Q Performance dont tu es le plus fier

Probablement la première course que j’ai remportée chez les pros. C’était une Coupe du Québec. Quand on commence chez les juniors, les pros qui t’entourent sont tes idoles. Et quand tu te retrouves dans une course avec un Pierre Harvey ou un Bernard Vermette et que tu es sur le point de les battre alors qu’il y a deux ou trois ans à peine, ils étaient tes idoles, c’est vraiment spécial. Vivre ça pour la première fois a vraiment eu un impact sur ma carrière. C’est à ce moment-là que je me suis dit que j’avais peut-être ce petit quelque chose qui me permettrait de réussir.

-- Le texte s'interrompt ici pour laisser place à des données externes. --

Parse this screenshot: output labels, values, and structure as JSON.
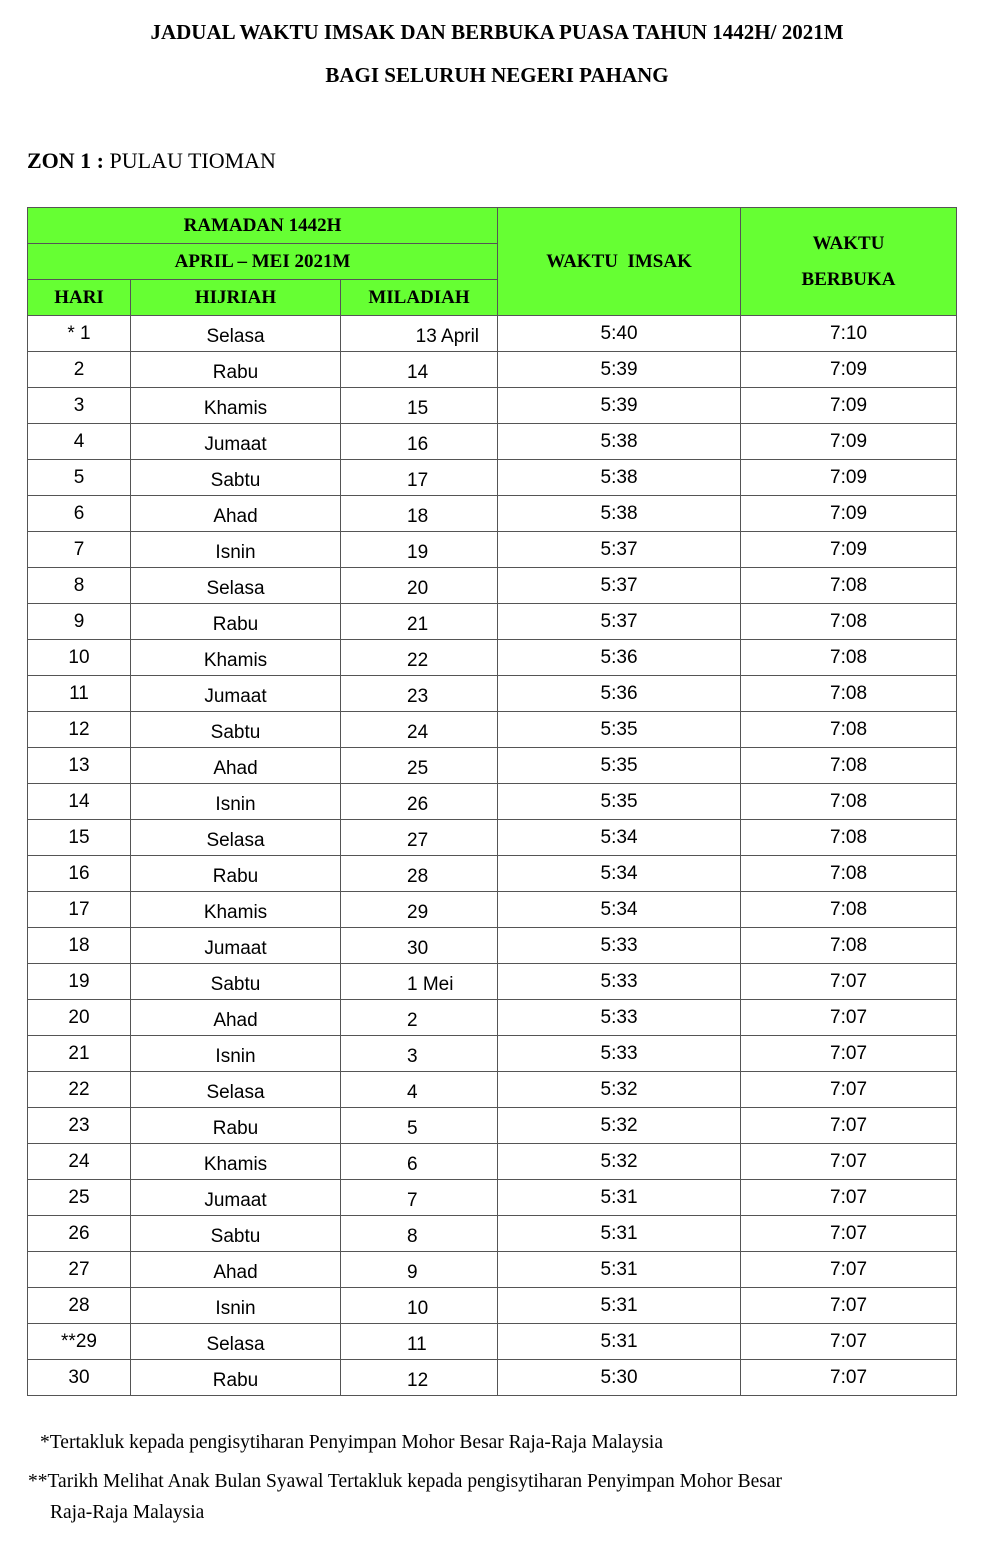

Et ça m’a donné beaucoup de confiance pour continuer. Je n’aurais jamais imaginé qu’à mes débuts chez les pros, je ferais des podiums lors des épreuves provinciales et des Coupes Canada et que je rivalisais avec des gars que je croyais pratiquement intouchables. Et les courses que je ne m’attendais pas de gagner font assurément partie de mes plus beaux souvenirs. 

Q Ce dont tu t’ennuies le plus

La liberté de faire ce que je veux. Juste partir et de dire que ma journée va se résumer à une ride de vélo puis à me reposer à faire les petites choses qui me passionnent. J’ai eu ma première vraie job à l’âge de 30 ans là. Toute ma vingtaine je l’ai vécue sur un vélo à découvrir de nouveaux horizons sur une base régulière. Aujourd’hui, on a tellement de responsabilités. On essaie de jumeler le travail avec la famille et avec toutes les autres attentes que l’on a envers nous et ce n’est pas toujours évident.

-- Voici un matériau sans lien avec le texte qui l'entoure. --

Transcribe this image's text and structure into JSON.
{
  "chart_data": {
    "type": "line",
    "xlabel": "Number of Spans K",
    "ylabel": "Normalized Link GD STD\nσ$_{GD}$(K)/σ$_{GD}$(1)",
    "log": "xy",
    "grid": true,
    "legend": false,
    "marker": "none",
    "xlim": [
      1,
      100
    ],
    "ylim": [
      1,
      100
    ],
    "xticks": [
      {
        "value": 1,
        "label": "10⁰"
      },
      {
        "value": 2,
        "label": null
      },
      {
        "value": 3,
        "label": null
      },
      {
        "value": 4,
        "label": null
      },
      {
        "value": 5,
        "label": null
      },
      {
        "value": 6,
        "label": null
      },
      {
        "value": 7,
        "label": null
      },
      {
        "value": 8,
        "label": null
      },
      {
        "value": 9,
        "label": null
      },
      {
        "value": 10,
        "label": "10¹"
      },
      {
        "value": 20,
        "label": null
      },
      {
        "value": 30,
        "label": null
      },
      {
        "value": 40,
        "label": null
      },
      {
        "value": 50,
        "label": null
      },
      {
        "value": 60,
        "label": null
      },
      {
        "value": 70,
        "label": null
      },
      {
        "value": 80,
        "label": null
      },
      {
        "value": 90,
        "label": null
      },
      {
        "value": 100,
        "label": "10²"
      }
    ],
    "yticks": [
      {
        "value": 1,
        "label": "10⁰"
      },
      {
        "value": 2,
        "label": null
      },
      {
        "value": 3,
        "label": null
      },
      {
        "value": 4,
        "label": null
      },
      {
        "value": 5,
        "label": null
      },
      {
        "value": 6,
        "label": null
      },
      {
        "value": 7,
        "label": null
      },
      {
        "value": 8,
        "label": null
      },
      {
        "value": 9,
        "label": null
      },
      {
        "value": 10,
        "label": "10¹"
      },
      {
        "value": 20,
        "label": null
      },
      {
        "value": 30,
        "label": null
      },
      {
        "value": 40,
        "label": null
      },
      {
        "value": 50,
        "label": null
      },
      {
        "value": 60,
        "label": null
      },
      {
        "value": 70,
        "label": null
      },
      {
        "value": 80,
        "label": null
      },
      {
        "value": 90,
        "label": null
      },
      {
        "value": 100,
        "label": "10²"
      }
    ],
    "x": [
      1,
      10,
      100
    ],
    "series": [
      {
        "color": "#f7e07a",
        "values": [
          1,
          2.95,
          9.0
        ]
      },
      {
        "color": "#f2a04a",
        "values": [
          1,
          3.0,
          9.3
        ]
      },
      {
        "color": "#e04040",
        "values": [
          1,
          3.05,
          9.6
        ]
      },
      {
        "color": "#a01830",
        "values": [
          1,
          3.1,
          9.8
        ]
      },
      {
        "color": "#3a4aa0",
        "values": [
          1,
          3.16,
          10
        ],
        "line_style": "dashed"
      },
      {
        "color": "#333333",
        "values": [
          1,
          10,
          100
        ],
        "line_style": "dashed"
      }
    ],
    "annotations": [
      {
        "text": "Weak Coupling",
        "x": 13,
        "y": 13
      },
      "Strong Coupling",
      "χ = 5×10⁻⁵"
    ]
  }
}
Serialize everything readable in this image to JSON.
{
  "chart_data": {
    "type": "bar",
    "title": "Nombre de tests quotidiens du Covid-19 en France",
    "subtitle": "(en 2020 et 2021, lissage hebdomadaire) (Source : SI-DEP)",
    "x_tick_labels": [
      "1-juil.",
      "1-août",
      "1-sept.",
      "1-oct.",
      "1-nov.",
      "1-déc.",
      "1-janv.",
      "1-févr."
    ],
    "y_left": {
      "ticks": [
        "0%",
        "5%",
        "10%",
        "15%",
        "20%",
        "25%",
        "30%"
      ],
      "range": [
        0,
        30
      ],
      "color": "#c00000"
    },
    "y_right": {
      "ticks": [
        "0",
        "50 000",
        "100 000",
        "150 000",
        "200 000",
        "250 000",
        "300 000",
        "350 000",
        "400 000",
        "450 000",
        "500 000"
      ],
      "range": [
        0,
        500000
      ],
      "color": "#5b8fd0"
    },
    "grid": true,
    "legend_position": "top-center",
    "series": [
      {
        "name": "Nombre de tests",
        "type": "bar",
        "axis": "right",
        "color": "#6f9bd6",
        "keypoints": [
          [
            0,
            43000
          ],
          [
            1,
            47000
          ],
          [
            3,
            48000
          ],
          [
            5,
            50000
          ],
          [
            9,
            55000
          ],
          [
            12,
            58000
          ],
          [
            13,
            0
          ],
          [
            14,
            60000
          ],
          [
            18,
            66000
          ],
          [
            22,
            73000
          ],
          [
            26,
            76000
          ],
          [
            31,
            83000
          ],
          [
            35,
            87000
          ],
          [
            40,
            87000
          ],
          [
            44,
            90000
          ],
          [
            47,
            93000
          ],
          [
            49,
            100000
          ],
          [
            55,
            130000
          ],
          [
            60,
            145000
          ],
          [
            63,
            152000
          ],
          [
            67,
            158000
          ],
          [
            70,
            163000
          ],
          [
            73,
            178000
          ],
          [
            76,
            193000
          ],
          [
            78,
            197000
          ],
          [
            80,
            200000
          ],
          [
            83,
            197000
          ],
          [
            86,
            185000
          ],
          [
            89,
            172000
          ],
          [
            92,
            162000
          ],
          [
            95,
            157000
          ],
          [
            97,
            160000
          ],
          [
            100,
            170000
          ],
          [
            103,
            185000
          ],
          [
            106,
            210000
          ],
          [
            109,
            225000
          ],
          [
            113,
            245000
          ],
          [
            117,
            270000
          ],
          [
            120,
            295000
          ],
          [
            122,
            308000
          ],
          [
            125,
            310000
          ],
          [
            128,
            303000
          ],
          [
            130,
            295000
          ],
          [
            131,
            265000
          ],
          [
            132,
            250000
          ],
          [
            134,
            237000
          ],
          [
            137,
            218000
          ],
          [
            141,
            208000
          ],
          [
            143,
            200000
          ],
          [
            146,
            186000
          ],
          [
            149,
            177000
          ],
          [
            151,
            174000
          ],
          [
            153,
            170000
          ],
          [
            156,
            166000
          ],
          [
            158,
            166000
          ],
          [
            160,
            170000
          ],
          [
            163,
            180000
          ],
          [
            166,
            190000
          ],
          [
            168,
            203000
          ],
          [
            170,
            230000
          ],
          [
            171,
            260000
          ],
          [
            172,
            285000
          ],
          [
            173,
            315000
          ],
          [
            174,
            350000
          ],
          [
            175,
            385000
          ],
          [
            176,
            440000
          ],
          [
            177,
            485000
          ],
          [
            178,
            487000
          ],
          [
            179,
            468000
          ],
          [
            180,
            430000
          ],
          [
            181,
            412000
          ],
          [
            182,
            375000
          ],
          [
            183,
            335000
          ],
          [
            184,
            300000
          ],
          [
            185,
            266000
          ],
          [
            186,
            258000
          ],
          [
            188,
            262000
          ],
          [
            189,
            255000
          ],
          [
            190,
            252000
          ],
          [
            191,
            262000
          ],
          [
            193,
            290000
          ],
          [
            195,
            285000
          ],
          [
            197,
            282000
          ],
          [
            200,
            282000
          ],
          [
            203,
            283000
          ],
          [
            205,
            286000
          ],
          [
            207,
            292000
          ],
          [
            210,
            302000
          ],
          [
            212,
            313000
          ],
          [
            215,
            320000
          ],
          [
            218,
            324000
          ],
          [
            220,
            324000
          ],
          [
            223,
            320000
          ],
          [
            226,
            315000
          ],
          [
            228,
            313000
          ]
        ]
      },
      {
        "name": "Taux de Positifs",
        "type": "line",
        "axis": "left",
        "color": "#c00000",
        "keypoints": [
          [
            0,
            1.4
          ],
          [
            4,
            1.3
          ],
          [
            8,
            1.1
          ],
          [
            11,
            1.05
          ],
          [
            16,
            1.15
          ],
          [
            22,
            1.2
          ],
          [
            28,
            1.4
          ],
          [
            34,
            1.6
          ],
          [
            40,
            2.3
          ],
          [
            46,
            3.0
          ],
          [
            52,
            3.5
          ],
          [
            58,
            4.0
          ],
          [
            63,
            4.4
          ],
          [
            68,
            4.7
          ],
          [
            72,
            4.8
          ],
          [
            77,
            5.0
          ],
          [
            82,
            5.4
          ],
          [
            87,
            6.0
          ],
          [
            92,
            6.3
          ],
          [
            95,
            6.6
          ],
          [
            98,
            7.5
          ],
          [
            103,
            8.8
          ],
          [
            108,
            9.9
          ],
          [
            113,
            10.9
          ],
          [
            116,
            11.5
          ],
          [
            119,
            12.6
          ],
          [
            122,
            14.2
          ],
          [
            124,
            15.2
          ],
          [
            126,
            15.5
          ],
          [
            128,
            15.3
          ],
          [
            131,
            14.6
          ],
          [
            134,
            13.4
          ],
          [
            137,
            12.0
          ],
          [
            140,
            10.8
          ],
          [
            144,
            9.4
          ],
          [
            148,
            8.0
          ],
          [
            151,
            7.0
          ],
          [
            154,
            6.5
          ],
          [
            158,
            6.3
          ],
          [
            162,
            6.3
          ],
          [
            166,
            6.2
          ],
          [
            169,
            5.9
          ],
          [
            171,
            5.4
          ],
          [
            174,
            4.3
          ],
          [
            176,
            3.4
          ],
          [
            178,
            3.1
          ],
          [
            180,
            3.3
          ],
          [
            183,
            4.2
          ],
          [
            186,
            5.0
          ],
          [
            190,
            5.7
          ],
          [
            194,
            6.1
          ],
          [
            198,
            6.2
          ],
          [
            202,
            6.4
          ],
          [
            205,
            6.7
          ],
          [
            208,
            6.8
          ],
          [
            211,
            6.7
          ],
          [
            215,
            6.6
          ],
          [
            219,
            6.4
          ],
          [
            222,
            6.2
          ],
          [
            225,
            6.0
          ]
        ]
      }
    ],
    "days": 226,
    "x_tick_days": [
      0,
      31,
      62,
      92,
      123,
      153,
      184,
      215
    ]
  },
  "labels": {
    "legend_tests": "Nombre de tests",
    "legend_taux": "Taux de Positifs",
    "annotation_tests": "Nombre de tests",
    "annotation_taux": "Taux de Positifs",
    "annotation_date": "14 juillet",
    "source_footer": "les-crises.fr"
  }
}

Q Ce dont tu ne t’ennuies pas

Quand au mois d’avril, alors que tu n’es pas sûr s’il neige ou s’il pleut, tu dois sortir à vélo parce que ton entraîneur t’a demandé de faire un trois-quatre heures d’entraînement cette journée-là. Et quand tu reviens chez toi, tu as les doigts gelés, les jambes qui ont crampées et tu as des étourdissements parce que tu es en défaillance. Ces journées là je ne m’en ennuie pas.

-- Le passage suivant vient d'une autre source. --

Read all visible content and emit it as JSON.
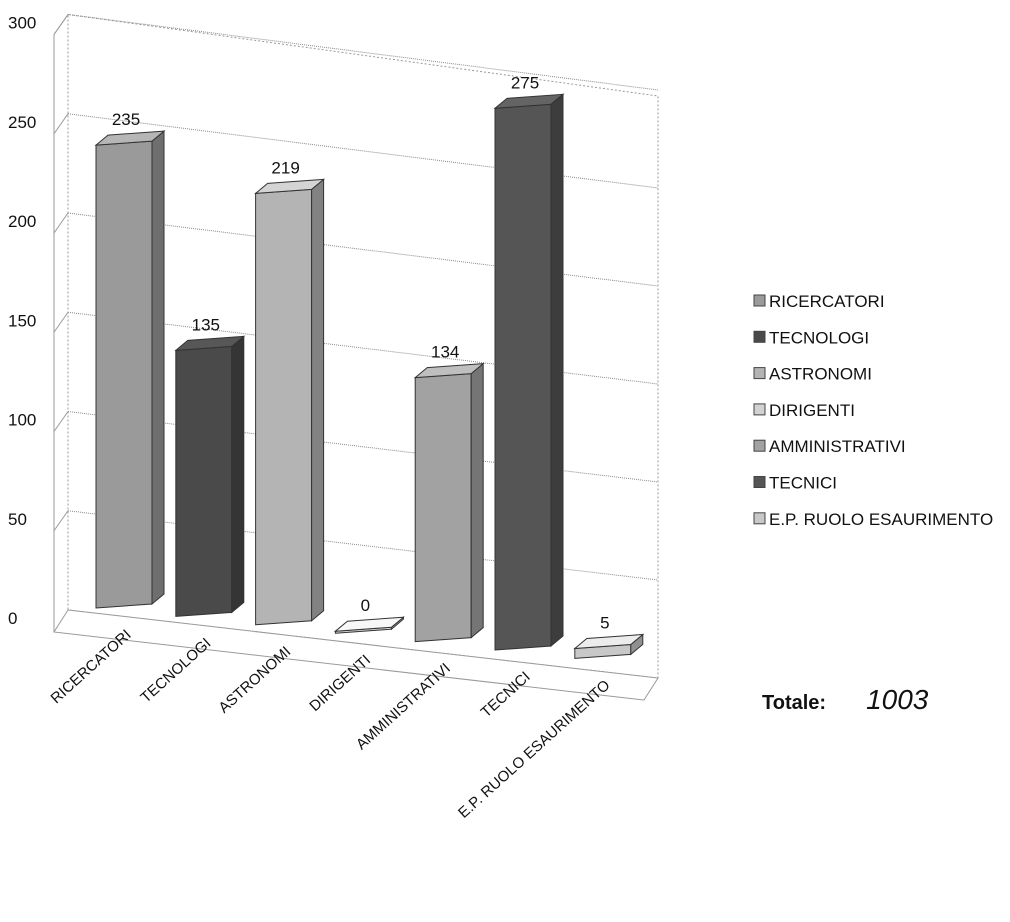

Q Idoles de jeunesse ou modèles

Je suis chanceux parce que mes modèles j’ai pu les côtoyer. Quand j’ai commencé à faire du vélo de montagne et du ski de fond, j’ai même été sur l’équipe de développement national au mont Sainte-Anne, j’étais très impressionné par Pierre Harvey. Et j’ai eu la chance qu’il nous prenne sous son aile, mon frère Guido et moi, parce que nous étions ses voisins au MSA. Et il s’est vraiment occupé de nous. À chaque matin à 6h, qu’il fasse -5 degrés ou - 30, il venait cogner dans la fenêtre de notre demi-sous-sol pour nous sortir du lit pour que l’on aille skier avec lui avec une lampe frontale. Et quand Pierre Harvey te demande d’aller skier avec lui, tu ne dis pas non là. Par la suite, il y a eu Ned Overend, un Américain qui est devenu le premier champion du monde en vélo de montagne, avec qui je me suis lié d’amitié. On a toujours gardé un beau contact. Il m’a aidé au niveau de mes commanditaires. Récemment, je suis allé rouler dans son coin de pays. Et j’ai décidé de le contacter en me disant : «va-t-il se rappeler de moi?». Il m’a répondu qu’il serait à l’autre bout du pays pendant mon voyage, mais que la prochaine fois que j’y retournerais, il aimerait bien que l’on aille faire une bonne ride ensemble puis que l’on prenne une bière. Il se rappelait de moi. Des liens comme ça c’est ce que je retiens le plus de mon passage sportif.

Q Dans 10 ans

Je me vois vivre dans le dans le même environnement qu’aujourd’hui. Toujours aussi actif, toujours en train de travailler, je ne me vois pas prendre une retraite parce que j’aime trop ce que je fais, et avec des enfants qui sont aussi passionnés dans ce qu’ils font que le l’ai été. Mais ça peut être dans n’importe quoi, ça n’a pas besoin d’être dans le sport. Mon garçon aime les sports d’équipe. Lui, c’est le soccer. Il en mange. Ma fille, c’est la danse. Elle a juste cinq ans, mais elle me fait toujours des spectacles. J’espère que ces passions vont se développer et que mes enfants pourront les vivre aussi intensément que j’ai vécu la mienne.

Q Rêve ou défi

R Je suis à l’aube de la cinquantaine et je m’aperçois que plus que l’on vieillit et plus qu’on réfléchit à la vie. Mon rêve ça serait de vivre jusqu’à 100 ans et de rester actif jusqu’à cet âge-là.